Bei der Generalstaatsanwaltschaft untersucht man auch die Frage der Beteiligung Julia Timoschenkos an anderen Rechtsverstößen. „Wir haben ein Protokoll über die Befragung eines Zeugen in Amerika, der direkt erklärte, dass der Mord an (dem Parlamentsabgeordneten Jewgenij) Scherban von den Konten Lasarenkos und Timoschenkos bezahlt wurde. Wir haben diese Dokumente und wir möchten das überprüfen“, sagte Kusmin, dabei konkretisierend, dass die Informationen im Verlaufe der Ermittlungen zur Strafsache des Ex-Ministerpräsidenten Pawel Lasarenko in den USA erhalten wurden. Jewgenij Scherban wurde 1996 auf dem Flughafen Donezk erschossen: als Ausführende des Mords wurden Mitglieder der Bande Jewgenij Kuschnirs ausgewiesen. Einige Mitglieder der Bande wurden verurteilt, im Urteil wurde der Assistent Pawel Lasarenkos, Pjotr Kiritschenko (lebt in den USA), als Auftraggeber genannt. Jewgenij Kuschnir selbst starb 1998.
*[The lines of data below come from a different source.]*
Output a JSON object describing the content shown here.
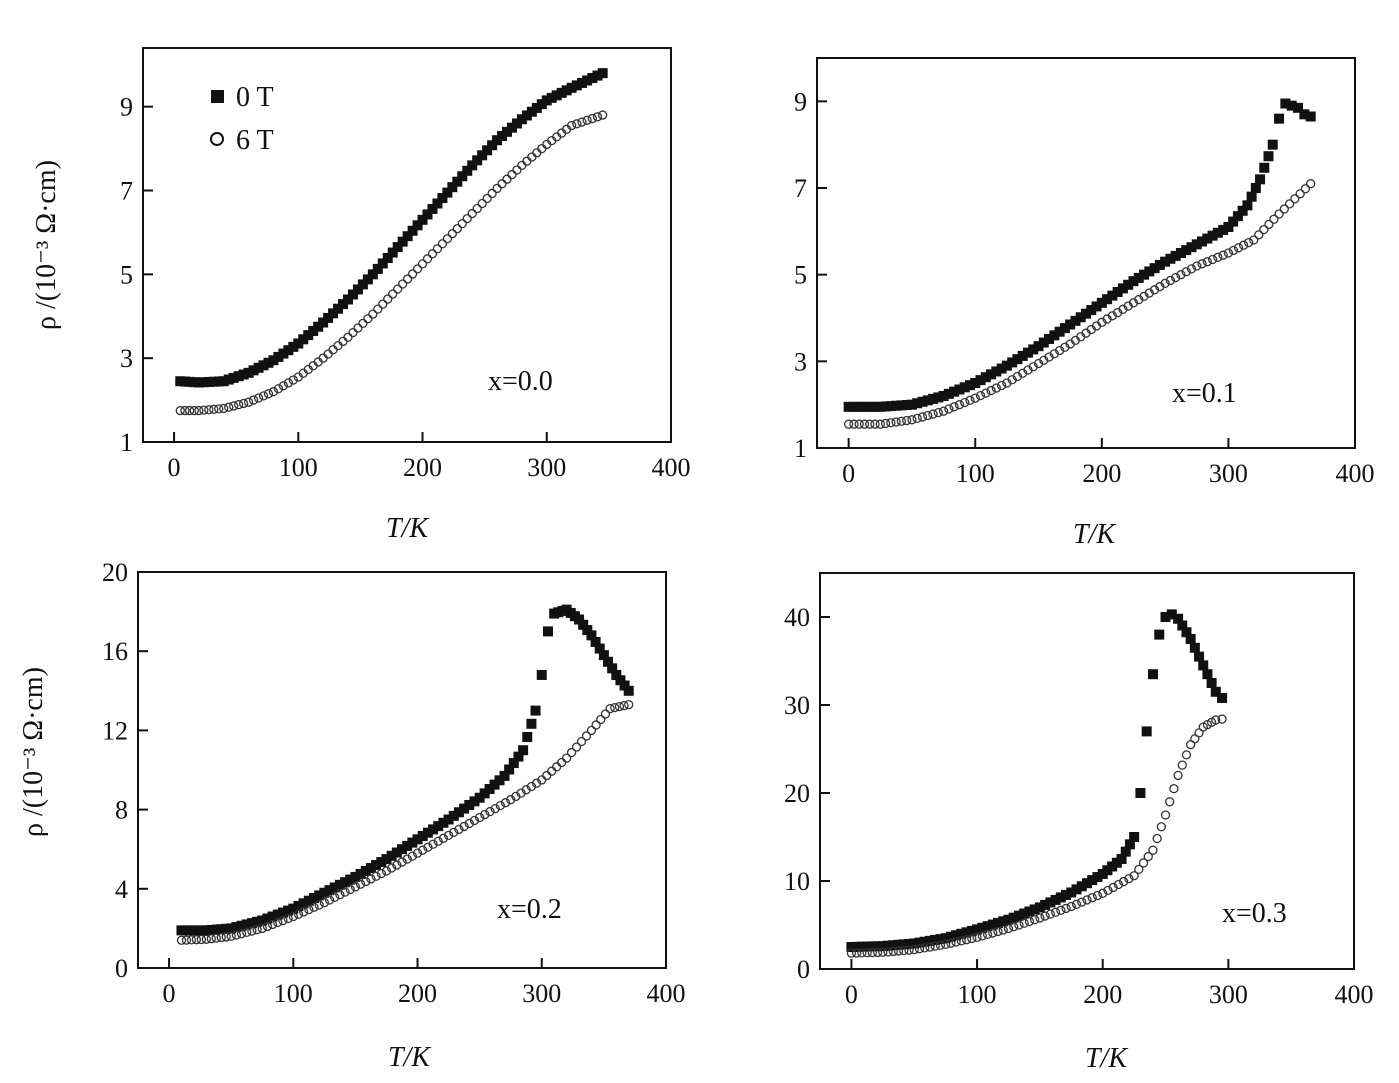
{
  "figure": {
    "legend": [
      {
        "marker": "filled-square",
        "label": "0 T"
      },
      {
        "marker": "open-circle",
        "label": "6 T"
      }
    ],
    "colors": {
      "ink": "#111111",
      "background": "#ffffff"
    }
  },
  "chart_data": [
    {
      "type": "scatter",
      "annotation": "x=0.0",
      "xlabel": "T/K",
      "ylabel": "ρ /(10⁻³ Ω·cm)",
      "xlim": [
        -25,
        400
      ],
      "ylim": [
        1,
        10.4
      ],
      "xticks": [
        0,
        100,
        200,
        300,
        400
      ],
      "yticks": [
        1,
        3,
        5,
        7,
        9
      ],
      "legend_position": "top-left",
      "series": [
        {
          "name": "0 T",
          "marker": "filled-square",
          "x": [
            5,
            20,
            40,
            60,
            80,
            100,
            120,
            140,
            160,
            180,
            200,
            220,
            240,
            260,
            280,
            300,
            320,
            345
          ],
          "y": [
            2.45,
            2.42,
            2.45,
            2.65,
            2.95,
            3.35,
            3.85,
            4.4,
            5.0,
            5.65,
            6.3,
            6.95,
            7.6,
            8.2,
            8.7,
            9.15,
            9.45,
            9.8
          ]
        },
        {
          "name": "6 T",
          "marker": "open-circle",
          "x": [
            5,
            20,
            40,
            60,
            80,
            100,
            120,
            140,
            160,
            180,
            200,
            220,
            240,
            260,
            280,
            300,
            320,
            345
          ],
          "y": [
            1.75,
            1.75,
            1.8,
            1.95,
            2.2,
            2.55,
            3.0,
            3.5,
            4.05,
            4.65,
            5.25,
            5.85,
            6.45,
            7.05,
            7.6,
            8.1,
            8.55,
            8.8
          ]
        }
      ]
    },
    {
      "type": "scatter",
      "annotation": "x=0.1",
      "xlabel": "T/K",
      "ylabel": "",
      "xlim": [
        -25,
        400
      ],
      "ylim": [
        1,
        10
      ],
      "xticks": [
        0,
        100,
        200,
        300,
        400
      ],
      "yticks": [
        1,
        3,
        5,
        7,
        9
      ],
      "series": [
        {
          "name": "0 T",
          "marker": "filled-square",
          "x": [
            0,
            25,
            50,
            75,
            100,
            125,
            150,
            175,
            200,
            225,
            250,
            275,
            300,
            315,
            325,
            335,
            340,
            345,
            350,
            355,
            360,
            365
          ],
          "y": [
            1.95,
            1.95,
            2.0,
            2.2,
            2.5,
            2.9,
            3.35,
            3.85,
            4.35,
            4.85,
            5.3,
            5.7,
            6.1,
            6.6,
            7.2,
            8.0,
            8.6,
            8.95,
            8.9,
            8.85,
            8.7,
            8.65
          ]
        },
        {
          "name": "6 T",
          "marker": "open-circle",
          "x": [
            0,
            25,
            50,
            75,
            100,
            125,
            150,
            175,
            200,
            225,
            250,
            275,
            300,
            320,
            340,
            365
          ],
          "y": [
            1.55,
            1.55,
            1.65,
            1.85,
            2.15,
            2.5,
            2.95,
            3.4,
            3.9,
            4.35,
            4.8,
            5.2,
            5.5,
            5.8,
            6.4,
            7.1
          ]
        }
      ]
    },
    {
      "type": "scatter",
      "annotation": "x=0.2",
      "xlabel": "T/K",
      "ylabel": "ρ /(10⁻³ Ω·cm)",
      "xlim": [
        -25,
        400
      ],
      "ylim": [
        0,
        20
      ],
      "xticks": [
        0,
        100,
        200,
        300,
        400
      ],
      "yticks": [
        0,
        4,
        8,
        12,
        16,
        20
      ],
      "series": [
        {
          "name": "0 T",
          "marker": "filled-square",
          "x": [
            10,
            30,
            50,
            75,
            100,
            125,
            150,
            175,
            200,
            225,
            250,
            270,
            285,
            295,
            300,
            305,
            310,
            320,
            330,
            340,
            350,
            360,
            370
          ],
          "y": [
            1.9,
            1.9,
            2.0,
            2.4,
            3.0,
            3.8,
            4.6,
            5.5,
            6.5,
            7.5,
            8.6,
            9.7,
            11.0,
            13.0,
            14.8,
            17.0,
            17.9,
            18.1,
            17.6,
            16.8,
            15.8,
            14.8,
            14.0
          ]
        },
        {
          "name": "6 T",
          "marker": "open-circle",
          "x": [
            10,
            30,
            50,
            75,
            100,
            125,
            150,
            175,
            200,
            225,
            250,
            275,
            300,
            320,
            340,
            355,
            370
          ],
          "y": [
            1.4,
            1.45,
            1.6,
            2.0,
            2.6,
            3.3,
            4.1,
            4.9,
            5.8,
            6.7,
            7.6,
            8.5,
            9.5,
            10.6,
            12.0,
            13.1,
            13.3
          ]
        }
      ]
    },
    {
      "type": "scatter",
      "annotation": "x=0.3",
      "xlabel": "T/K",
      "ylabel": "",
      "xlim": [
        -25,
        400
      ],
      "ylim": [
        0,
        45
      ],
      "xticks": [
        0,
        100,
        200,
        300,
        400
      ],
      "yticks": [
        0,
        10,
        20,
        30,
        40
      ],
      "series": [
        {
          "name": "0 T",
          "marker": "filled-square",
          "x": [
            0,
            25,
            50,
            75,
            100,
            125,
            150,
            175,
            200,
            215,
            225,
            230,
            235,
            240,
            245,
            250,
            255,
            260,
            270,
            280,
            290,
            295
          ],
          "y": [
            2.5,
            2.6,
            2.9,
            3.5,
            4.5,
            5.6,
            7.0,
            8.7,
            10.8,
            12.5,
            15.0,
            20.0,
            27.0,
            33.5,
            38.0,
            40.0,
            40.3,
            39.8,
            37.5,
            34.5,
            31.5,
            30.8
          ]
        },
        {
          "name": "6 T",
          "marker": "open-circle",
          "x": [
            0,
            25,
            50,
            75,
            100,
            125,
            150,
            175,
            200,
            225,
            240,
            250,
            260,
            270,
            280,
            290,
            295
          ],
          "y": [
            1.8,
            1.9,
            2.2,
            2.8,
            3.6,
            4.6,
            5.8,
            7.1,
            8.6,
            10.6,
            13.5,
            17.5,
            22.0,
            25.5,
            27.5,
            28.3,
            28.4
          ]
        }
      ]
    }
  ]
}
Der Parlamentsabgeordnete Gennadij Moskal ist überzeugt davon, dass die Bemühungen der Generalstaatsanwaltschaft ergebnislos sein werden. „Welchen Sinn macht es Informationen aus den USA anzufordern, dabei begreifend, dass unsere Staatsanwaltschaft von ihnen nichts erhalten wird? Wir haben mit den USA sehr schwierige und ungleiche Beziehungen, besonders jetzt“, erinnerte der Abgeordnete. Kusmin bestätigte, dass die USA nur ungern mit der Ukraine zusammenarbeiten: „Im Verlaufe eines Jahres haben wir wiederholt eine Befragung von Lasarenko vereinbart. Doch leider wurde kein Termin angesetzt“. Derweil ist Moskal überzeugt davon, dass diese Schwierigkeiten die Staatsanwaltschaft nicht von der Präsentation weiterer Anschuldigungen an die Adresse der Führerin von „Batkiwschtschyna“ abhalten werden. „Meinen Informationen nach werden wir in einem Monat noch eine weitere Anschuldigung hören. Die Generalstaatsanwaltschaft wird die Überprüfung der Beteiligung Timoschenkos am Attentat auf Lasarenko beginnen. Die Rede geht von der Explosion auf der Straße Kiew-Borispol im Jahr 1996“, erklärte er.